The dollar’s strength and negative sentiment affected gold last July. Gold exchange-traded funds lost $4.5 billion, and speculative positions in gold futures contracts turned short for only the fifth time since 2006.
This is what was stated in the report of the World Gold Council for last month as issued on Thursday, which coincided with prices recording a rise yesterday, supported by the decline in US Treasury bond yields. Gold and silver prices rose strongly due to safe-haven demand, as tensions between China, Taiwan, and the United States increased this week.
Another factor could be added that could weaken the dollar, and contribute to a more sustainable rise in gold and other metals. On this point, investors say the outlook for less aggressive monetary policy, with higher allocations to cash and growing fears of a deepening recession, could weaken the dollar and lead to a more sustainable rally in gold, stocks, and other commodities.

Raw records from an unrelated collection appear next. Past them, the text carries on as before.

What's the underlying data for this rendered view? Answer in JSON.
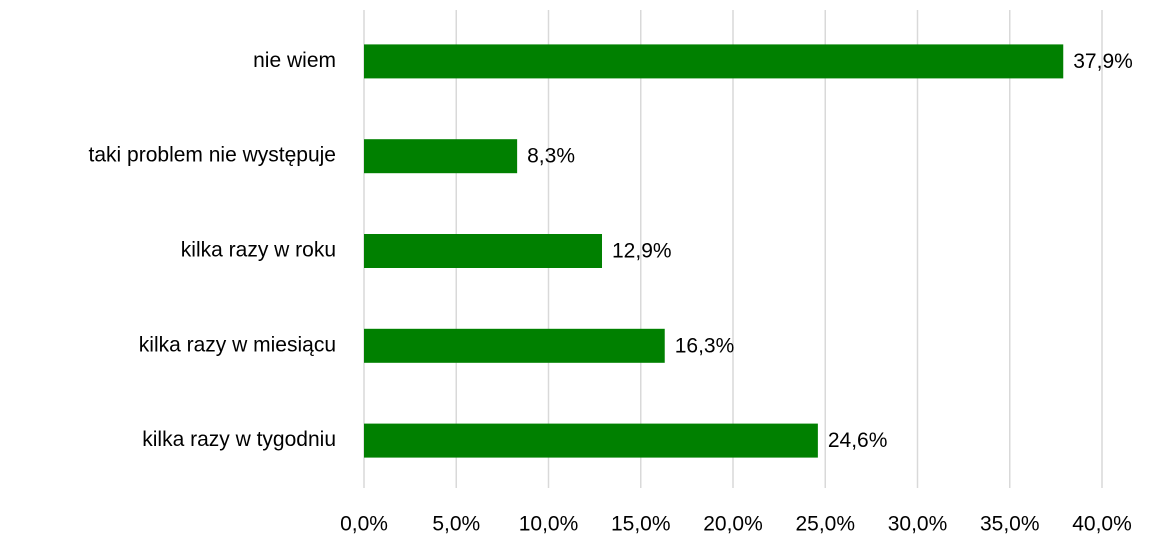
{
  "chart_data": {
    "type": "hbar",
    "categories": [
      "nie wiem",
      "taki problem nie występuje",
      "kilka razy w roku",
      "kilka razy w miesiącu",
      "kilka razy w tygodniu"
    ],
    "values": [
      37.9,
      8.3,
      12.9,
      16.3,
      24.6
    ],
    "value_labels": [
      "37,9%",
      "8,3%",
      "12,9%",
      "16,3%",
      "24,6%"
    ],
    "color": "#008000",
    "xlim": [
      0,
      40
    ],
    "xticks": [
      {
        "value": 0,
        "label": "0,0%"
      },
      {
        "value": 5,
        "label": "5,0%"
      },
      {
        "value": 10,
        "label": "10,0%"
      },
      {
        "value": 15,
        "label": "15,0%"
      },
      {
        "value": 20,
        "label": "20,0%"
      },
      {
        "value": 25,
        "label": "25,0%"
      },
      {
        "value": 30,
        "label": "30,0%"
      },
      {
        "value": 35,
        "label": "35,0%"
      },
      {
        "value": 40,
        "label": "40,0%"
      }
    ],
    "grid": true
  }
}
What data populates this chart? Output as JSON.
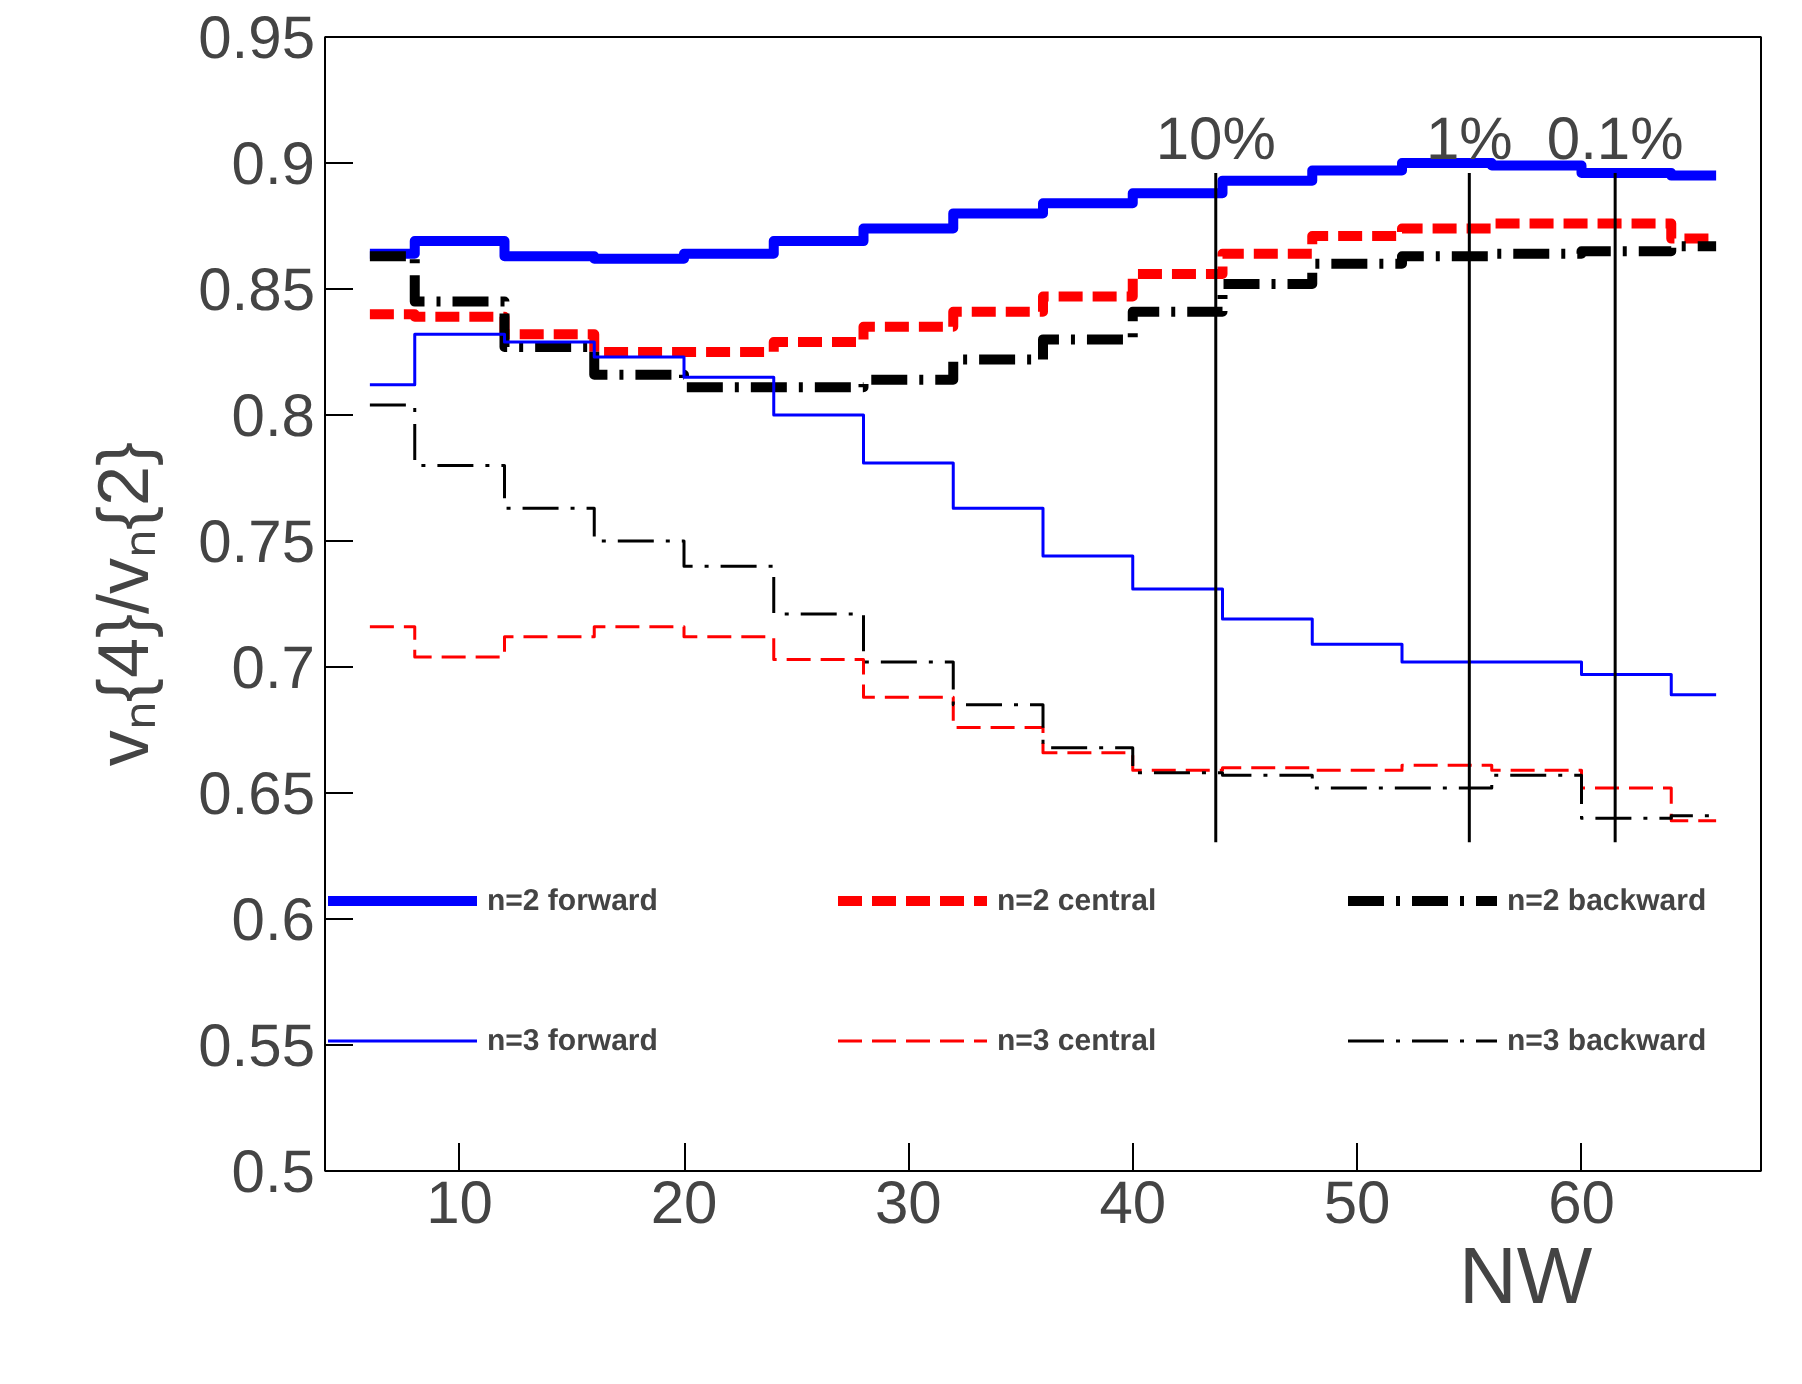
{
  "chart_data": {
    "type": "step",
    "xlabel": "NW",
    "ylabel": "vₙ{4}/vₙ{2}",
    "annotations": [
      "10%",
      "1%",
      "0.1%"
    ],
    "x": [
      6,
      10,
      14,
      18,
      22,
      26,
      30,
      34,
      38,
      42,
      46,
      50,
      54,
      58,
      62,
      66
    ],
    "series": [
      {
        "name": "n=2 forward",
        "color": "#0000ff",
        "line_style": "solid",
        "values": [
          0.864,
          0.869,
          0.863,
          0.862,
          0.864,
          0.869,
          0.874,
          0.88,
          0.884,
          0.888,
          0.893,
          0.897,
          0.9,
          0.899,
          0.896,
          0.895
        ]
      },
      {
        "name": "n=2 central",
        "color": "#ff0000",
        "line_style": "dashed",
        "values": [
          0.84,
          0.839,
          0.832,
          0.825,
          0.825,
          0.829,
          0.835,
          0.841,
          0.847,
          0.856,
          0.864,
          0.871,
          0.874,
          0.876,
          0.876,
          0.87
        ]
      },
      {
        "name": "n=2 backward",
        "color": "#000000",
        "line_style": "dashdot",
        "values": [
          0.863,
          0.845,
          0.827,
          0.816,
          0.811,
          0.811,
          0.814,
          0.822,
          0.83,
          0.841,
          0.852,
          0.86,
          0.863,
          0.864,
          0.865,
          0.867
        ]
      },
      {
        "name": "n=3 forward",
        "color": "#0000ff",
        "line_style": "solid",
        "values": [
          0.812,
          0.832,
          0.829,
          0.823,
          0.815,
          0.8,
          0.781,
          0.763,
          0.744,
          0.731,
          0.719,
          0.709,
          0.702,
          0.702,
          0.697,
          0.689
        ]
      },
      {
        "name": "n=3 central",
        "color": "#ff0000",
        "line_style": "dashed",
        "values": [
          0.716,
          0.704,
          0.712,
          0.716,
          0.712,
          0.703,
          0.688,
          0.676,
          0.666,
          0.659,
          0.66,
          0.659,
          0.661,
          0.659,
          0.652,
          0.639
        ]
      },
      {
        "name": "n=3 backward",
        "color": "#000000",
        "line_style": "dashdot",
        "values": [
          0.804,
          0.78,
          0.763,
          0.75,
          0.74,
          0.721,
          0.702,
          0.685,
          0.668,
          0.658,
          0.657,
          0.652,
          0.652,
          0.657,
          0.64,
          0.641
        ]
      }
    ],
    "ref_lines": [
      {
        "axis": "x",
        "value": 43.7,
        "color": "#000000"
      },
      {
        "axis": "x",
        "value": 55.0,
        "color": "#000000"
      },
      {
        "axis": "x",
        "value": 61.5,
        "color": "#000000"
      }
    ],
    "xlim": [
      4,
      68
    ],
    "ylim": [
      0.5,
      0.95
    ],
    "xticks": [
      10,
      20,
      30,
      40,
      50,
      60
    ],
    "yticks": [
      0.5,
      0.55,
      0.6,
      0.65,
      0.7,
      0.75,
      0.8,
      0.85,
      0.9,
      0.95
    ],
    "grid": false,
    "legend": "bottom"
  }
}
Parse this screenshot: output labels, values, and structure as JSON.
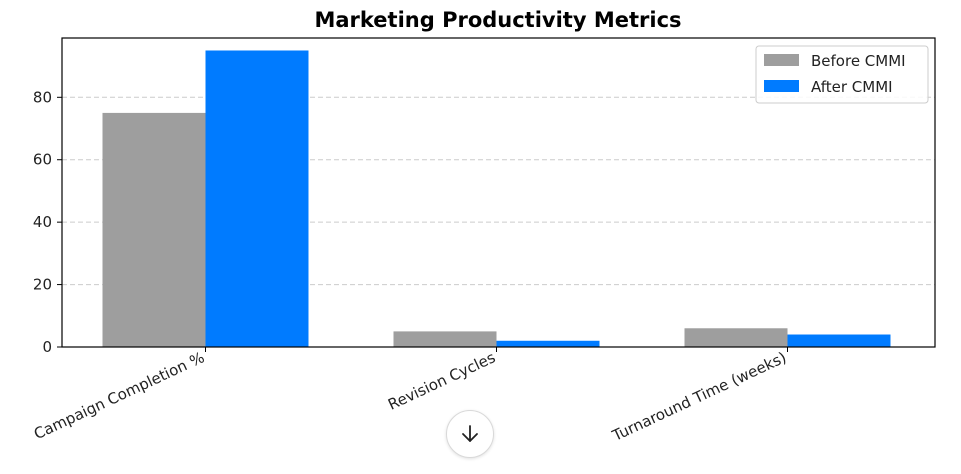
{
  "chart_data": {
    "type": "bar",
    "title": "Marketing Productivity Metrics",
    "xlabel": "",
    "ylabel": "",
    "categories": [
      "Campaign Completion %",
      "Revision Cycles",
      "Turnaround Time (weeks)"
    ],
    "series": [
      {
        "name": "Before CMMI",
        "values": [
          75,
          5,
          6
        ],
        "color": "#9e9e9e"
      },
      {
        "name": "After CMMI",
        "values": [
          95,
          2,
          4
        ],
        "color": "#007bff"
      }
    ],
    "ylim": [
      0,
      99
    ],
    "yticks": [
      0,
      20,
      40,
      60,
      80
    ],
    "grid": "y-dashed",
    "legend_position": "top-right"
  },
  "controls": {
    "scroll_button_icon": "arrow-down-icon"
  }
}
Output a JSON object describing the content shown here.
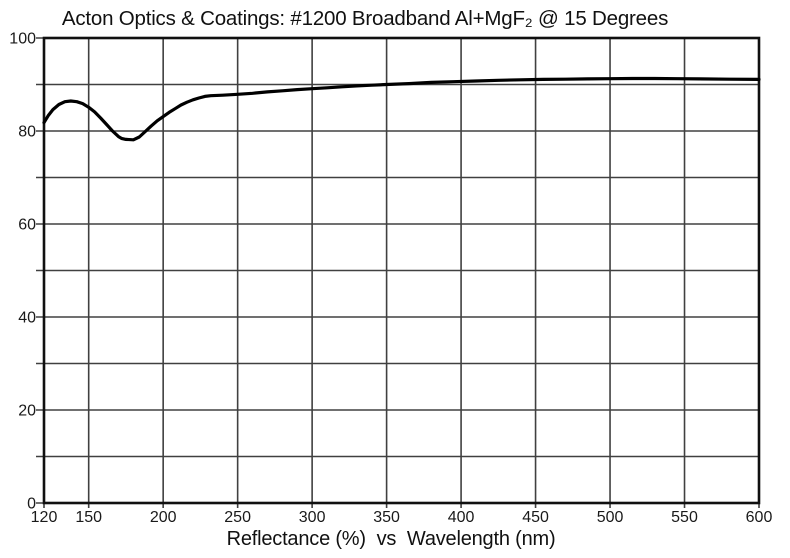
{
  "figure": {
    "background": "#ffffff"
  },
  "chart_data": {
    "type": "line",
    "title": "Acton Optics & Coatings: #1200 Broadband Al+MgF₂ @ 15 Degrees",
    "xlabel": "Reflectance (%)  vs  Wavelength (nm)",
    "ylabel": "",
    "x_axis": {
      "min": 120,
      "max": 600,
      "unit": "nm",
      "tick_labels": [
        120,
        150,
        200,
        250,
        300,
        350,
        400,
        450,
        500,
        550,
        600
      ],
      "gridlines": [
        150,
        200,
        250,
        300,
        350,
        400,
        450,
        500,
        550,
        600
      ]
    },
    "y_axis": {
      "min": 0,
      "max": 100,
      "unit": "%",
      "tick_labels": [
        100,
        80,
        60,
        40,
        20,
        0
      ],
      "gridline_step": 10
    },
    "grid": true,
    "legend": false,
    "series": [
      {
        "name": "#1200 Broadband Al+MgF2 reflectance at 15 degrees",
        "color": "#000000",
        "points": [
          [
            120,
            81.8
          ],
          [
            123,
            83.4
          ],
          [
            126,
            84.6
          ],
          [
            130,
            85.7
          ],
          [
            134,
            86.3
          ],
          [
            138,
            86.45
          ],
          [
            142,
            86.3
          ],
          [
            146,
            85.9
          ],
          [
            150,
            85.1
          ],
          [
            154,
            84.1
          ],
          [
            158,
            82.8
          ],
          [
            162,
            81.4
          ],
          [
            166,
            80.0
          ],
          [
            170,
            78.8
          ],
          [
            172,
            78.4
          ],
          [
            175,
            78.2
          ],
          [
            180,
            78.1
          ],
          [
            184,
            78.7
          ],
          [
            188,
            79.9
          ],
          [
            192,
            81.1
          ],
          [
            196,
            82.2
          ],
          [
            200,
            83.1
          ],
          [
            204,
            84.0
          ],
          [
            208,
            84.8
          ],
          [
            212,
            85.6
          ],
          [
            216,
            86.2
          ],
          [
            220,
            86.7
          ],
          [
            224,
            87.1
          ],
          [
            228,
            87.45
          ],
          [
            232,
            87.6
          ],
          [
            240,
            87.7
          ],
          [
            250,
            87.9
          ],
          [
            260,
            88.1
          ],
          [
            270,
            88.4
          ],
          [
            280,
            88.65
          ],
          [
            290,
            88.9
          ],
          [
            300,
            89.1
          ],
          [
            310,
            89.3
          ],
          [
            320,
            89.5
          ],
          [
            330,
            89.7
          ],
          [
            340,
            89.85
          ],
          [
            350,
            90.0
          ],
          [
            365,
            90.2
          ],
          [
            380,
            90.45
          ],
          [
            395,
            90.6
          ],
          [
            410,
            90.75
          ],
          [
            425,
            90.9
          ],
          [
            440,
            91.0
          ],
          [
            455,
            91.1
          ],
          [
            470,
            91.15
          ],
          [
            485,
            91.2
          ],
          [
            500,
            91.25
          ],
          [
            515,
            91.3
          ],
          [
            530,
            91.3
          ],
          [
            545,
            91.25
          ],
          [
            560,
            91.2
          ],
          [
            580,
            91.15
          ],
          [
            600,
            91.1
          ]
        ]
      }
    ]
  },
  "style": {
    "grid_color": "#404040",
    "border_color": "#101010",
    "curve_color": "#000000",
    "text_color": "#1a1a1a"
  }
}
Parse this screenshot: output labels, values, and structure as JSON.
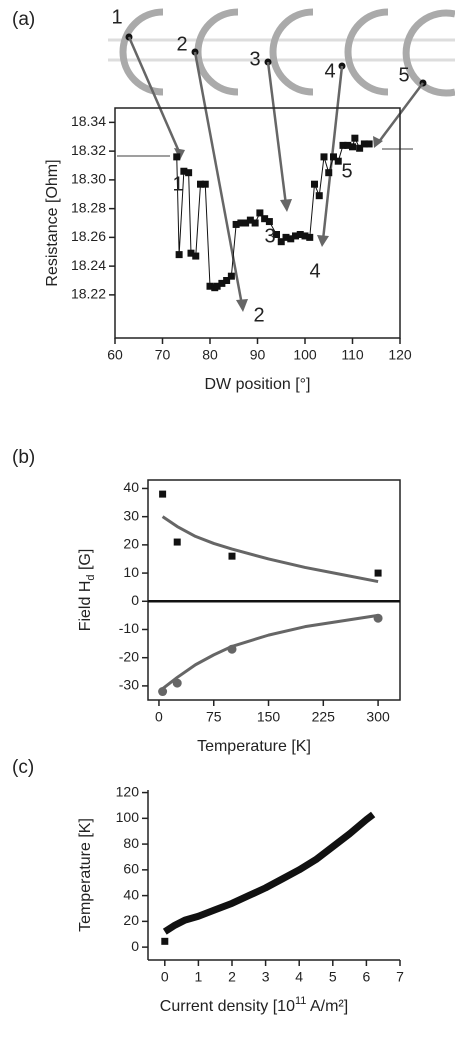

We must also point to the decision of the European Union issued on July 21 to impose a ban on Russian gold exports (a decision that Switzerland decided to adopt yesterday), in the context of tightening the economic noose on Russia. The Group of Seven major industrialized countries announced in June their commitment to ban Russian gold.
The decision to ban did not have a significant impact on the price of an ounce or on the directional expectations of gold.
Russia is the second largest exporter of gold in the world, and according to Russian customs data, it exported about 302 tons of the precious metal, worth $17.36 billion, at the end of 2021.
The report
“The market reaction to the Federal Reserve’s July meeting may encourage a further sustained decline in the dollar and return to investment in higher risk assets. This may benefit gold, but may risk strengthening the Fed’s resolve,” said the World Gold Council.
In July, gold fell 3.5 percent, leaving it down 2.9 percent on an annual basis at $1,753 an ounce.
In the first half of last month, a strong dollar and strong real yields weighed on gold. But weak inflation expectations in the middle of the month and jobless claims a few days later in the US pushed the dollar and real rates lower. Thus, after facing a decline of 6.2 percent in the middle of the month, gold rose to end the month down by only 3.5 percent, according to the report.
It is noteworthy that gold prices rose on July 28 to its highest level in three weeks after Federal Reserve Chairman Jerome Powell indicated that the US Central Bank may slow the pace of raising interest rates in the coming months, which affected the dollar and US Treasury yields.
According to the report, “Historical analysis shows that the current futures market position in gold, the dollar, and 10-year US Treasury bonds combined, can indicate a good potential for positive future returns for gold.”
Factors affecting the price of gold
The World Gold Council enumerated some of the factors that affected the performance of gold in the past month, including:
- Large outflows from global gold ETFs, and additional falls in gold futures positions.
- Weak Brent crude prices due to weak growth data and lower implied volatility also contributed to the gold weakness.
- The continued rise of the dollar.
- Lower bond yields, on the back of weaker growth expectations in the latter part of the month, boosted gold.
And the American investment bank “Goldman Sachs” recently raised the target price of gold at the end of 2022 to $2,500 per ounce, which points to the strength of 2022 as gold prices in 2021 ended down about 4 percent. It indicated that next year may lead to an increase in fears about an American recession, which will lead to a rise in gold prices.
However, the US bank believes that further monetary tightening and the continued strength of the dollar may constitute headwinds. “As many countries grapple with economic weaknesses and cost-of-living shocks continue to constrain spending, consumer-driven demand is likely to weaken, although there must be pockets of strengths.”